In 1971, to help finance Christian’s return to the wild Rendall and Bourke published a book called A Lion Called Christian. Alongside the book two one hour documentaries, written, produced and directed by Bill Travers and James Hill, entitled The Lion from Worlds End and Christian the Lion were also made. The second of these also contained the filmed reunion of Rendall and Bourke with Christian.

A video of the 1971 reunion, edited from the documentary, was first posted on a fan web site in 2002. From there it was picked up by a MySpace user and then picked up from MySpace and posted on YouTube where it became a viral video and worldwide sensation, more than 30 years after the event. As of July 2009, several versions of the video have been viewed millions of times on YouTube, one garnering over 18 million views. Various news sources have since tracked down Rendall and Bourke for their current perspective on the events surrounding their life with Christian.

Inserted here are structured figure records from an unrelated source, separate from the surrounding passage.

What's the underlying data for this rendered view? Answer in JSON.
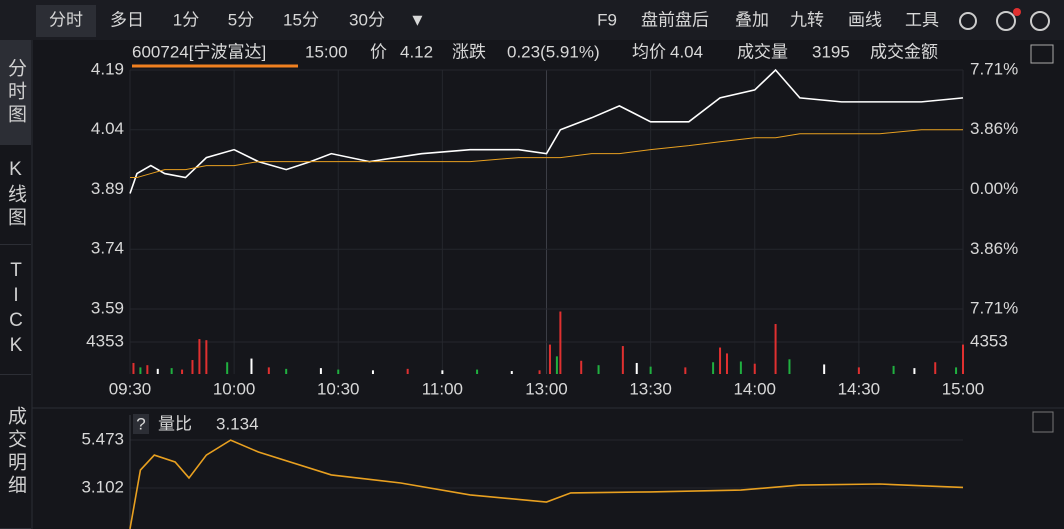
{
  "toolbar": {
    "tabs": [
      "分时",
      "多日",
      "1分",
      "5分",
      "15分",
      "30分"
    ],
    "right": [
      "F9",
      "盘前盘后",
      "叠加",
      "九转",
      "画线",
      "工具"
    ]
  },
  "side_tabs": [
    "分时图",
    "K线图",
    "TICK",
    "成交明细"
  ],
  "quote": {
    "code": "600724[宁波富达]",
    "time": "15:00",
    "price_label": "价",
    "price": "4.12",
    "change_label": "涨跌",
    "change": "0.23(5.91%)",
    "avg_label": "均价",
    "avg": "4.04",
    "volume_label": "成交量",
    "volume": "3195",
    "amount_label": "成交金额"
  },
  "chart_data": [
    {
      "type": "line",
      "x": [
        0,
        2,
        6,
        10,
        16,
        22,
        30,
        37,
        45,
        52,
        58,
        69,
        84,
        98,
        112,
        120,
        124,
        133,
        141,
        150,
        161,
        170,
        180,
        186,
        193,
        205,
        216,
        228,
        240
      ],
      "series": [
        {
          "color": "#ffffff",
          "values": [
            3.88,
            3.93,
            3.95,
            3.93,
            3.92,
            3.97,
            3.99,
            3.96,
            3.94,
            3.96,
            3.98,
            3.96,
            3.98,
            3.99,
            3.99,
            3.98,
            4.04,
            4.07,
            4.1,
            4.06,
            4.06,
            4.12,
            4.14,
            4.19,
            4.12,
            4.11,
            4.11,
            4.11,
            4.12
          ]
        },
        {
          "color": "#e8a020",
          "values": [
            3.92,
            3.92,
            3.93,
            3.94,
            3.94,
            3.95,
            3.95,
            3.96,
            3.96,
            3.96,
            3.96,
            3.96,
            3.96,
            3.96,
            3.97,
            3.97,
            3.97,
            3.98,
            3.98,
            3.99,
            4.0,
            4.01,
            4.02,
            4.02,
            4.03,
            4.03,
            4.03,
            4.04,
            4.04
          ]
        }
      ],
      "xlim": [
        0,
        240
      ],
      "xticks": [
        {
          "value": 0,
          "label": "09:30"
        },
        {
          "value": 30,
          "label": "10:00"
        },
        {
          "value": 60,
          "label": "10:30"
        },
        {
          "value": 90,
          "label": "11:00"
        },
        {
          "value": 120,
          "label": "13:00"
        },
        {
          "value": 150,
          "label": "13:30"
        },
        {
          "value": 180,
          "label": "14:00"
        },
        {
          "value": 210,
          "label": "14:30"
        },
        {
          "value": 240,
          "label": "15:00"
        }
      ],
      "ylim": [
        3.59,
        4.19
      ],
      "yticks": [
        4.19,
        4.04,
        3.89,
        3.74,
        3.59
      ],
      "y2lim": [
        -7.71,
        7.71
      ],
      "y2ticks": [
        {
          "value": 7.71,
          "label": "7.71%"
        },
        {
          "value": 3.86,
          "label": "3.86%"
        },
        {
          "value": 0,
          "label": "0.00%"
        },
        {
          "value": -3.86,
          "label": "3.86%"
        },
        {
          "value": -7.71,
          "label": "7.71%"
        }
      ],
      "grid": true
    },
    {
      "type": "bar",
      "x": [
        1,
        3,
        5,
        8,
        12,
        15,
        18,
        20,
        22,
        28,
        35,
        40,
        45,
        55,
        60,
        70,
        80,
        90,
        100,
        110,
        118,
        121,
        123,
        124,
        130,
        135,
        142,
        146,
        150,
        160,
        168,
        170,
        172,
        176,
        180,
        186,
        190,
        200,
        210,
        220,
        226,
        232,
        238,
        240
      ],
      "values": [
        1500,
        900,
        1200,
        700,
        800,
        600,
        1900,
        4750,
        4600,
        1600,
        2100,
        900,
        700,
        800,
        600,
        500,
        700,
        500,
        600,
        400,
        500,
        4000,
        2400,
        8500,
        1800,
        1200,
        3800,
        1500,
        1000,
        900,
        1600,
        3600,
        2800,
        1700,
        1400,
        6800,
        2000,
        1300,
        900,
        1100,
        800,
        1600,
        900,
        4000
      ],
      "colors": [
        "#e03030",
        "#20b040",
        "#e03030",
        "#ffffff",
        "#20b040",
        "#e03030",
        "#e03030",
        "#e03030",
        "#e03030",
        "#20b040",
        "#ffffff",
        "#e03030",
        "#20b040",
        "#ffffff",
        "#20b040",
        "#ffffff",
        "#e03030",
        "#ffffff",
        "#20b040",
        "#ffffff",
        "#e03030",
        "#e03030",
        "#20b040",
        "#e03030",
        "#e03030",
        "#20b040",
        "#e03030",
        "#ffffff",
        "#20b040",
        "#e03030",
        "#20b040",
        "#e03030",
        "#e03030",
        "#20b040",
        "#e03030",
        "#e03030",
        "#20b040",
        "#ffffff",
        "#e03030",
        "#20b040",
        "#ffffff",
        "#e03030",
        "#20b040",
        "#e03030"
      ],
      "xlim": [
        0,
        240
      ],
      "ylim": [
        0,
        8706
      ],
      "yticks": [
        4353
      ]
    },
    {
      "type": "line",
      "help": "?",
      "title": "量比",
      "last": "3.134",
      "x": [
        0,
        3,
        7,
        13,
        17,
        22,
        29,
        37,
        58,
        78,
        98,
        120,
        127,
        150,
        176,
        193,
        216,
        240
      ],
      "series": [
        {
          "color": "#e8a020",
          "values": [
            1.08,
            3.99,
            4.73,
            4.39,
            3.6,
            4.73,
            5.47,
            4.88,
            3.75,
            3.35,
            2.76,
            2.41,
            2.86,
            2.91,
            3.0,
            3.25,
            3.3,
            3.13
          ]
        }
      ],
      "xlim": [
        0,
        240
      ],
      "ylim": [
        1.077,
        6.71
      ],
      "yticks": [
        5.473,
        3.102
      ]
    }
  ]
}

In September 2008, Sony Pictures announced that it was interested in obtaining the rights to the story of Christian's life for the purpose of making a feature film.

Following the spread of Christian’s story on YouTube, Rendall and Bourke revised and republished their book in 2009 in which they also added their account of their return visits to Kenya in 1971 and 1972. In addition, the two original documentaries were combined into a single DVD entitled Christian - the Lion at World's End which was released by the Born Free Foundation. A video foreword by Virginia McKenna was also added. Blink Films also produced a 45 minute documentary called A Lion Called Christian which was shown on Animal Planet and also included on the DVD.

A children's book about Christian was published in 2010. Christian, the Hugging Lion was written by Justin Richardson and Peter Parnell, and illustrated by Amy June Bates. The book was nominated as a finalist for the 23rd Lambda Literary Awards in the Children's/Young Adult Fiction category.

Christian also appeared on the Animal Planet show Untamed & Uncut.

The official portrait of Christian the Lion, Uhuru, was drawn by hyperreal artist Emma Towers-Evans in 2021 in support of conservation charities.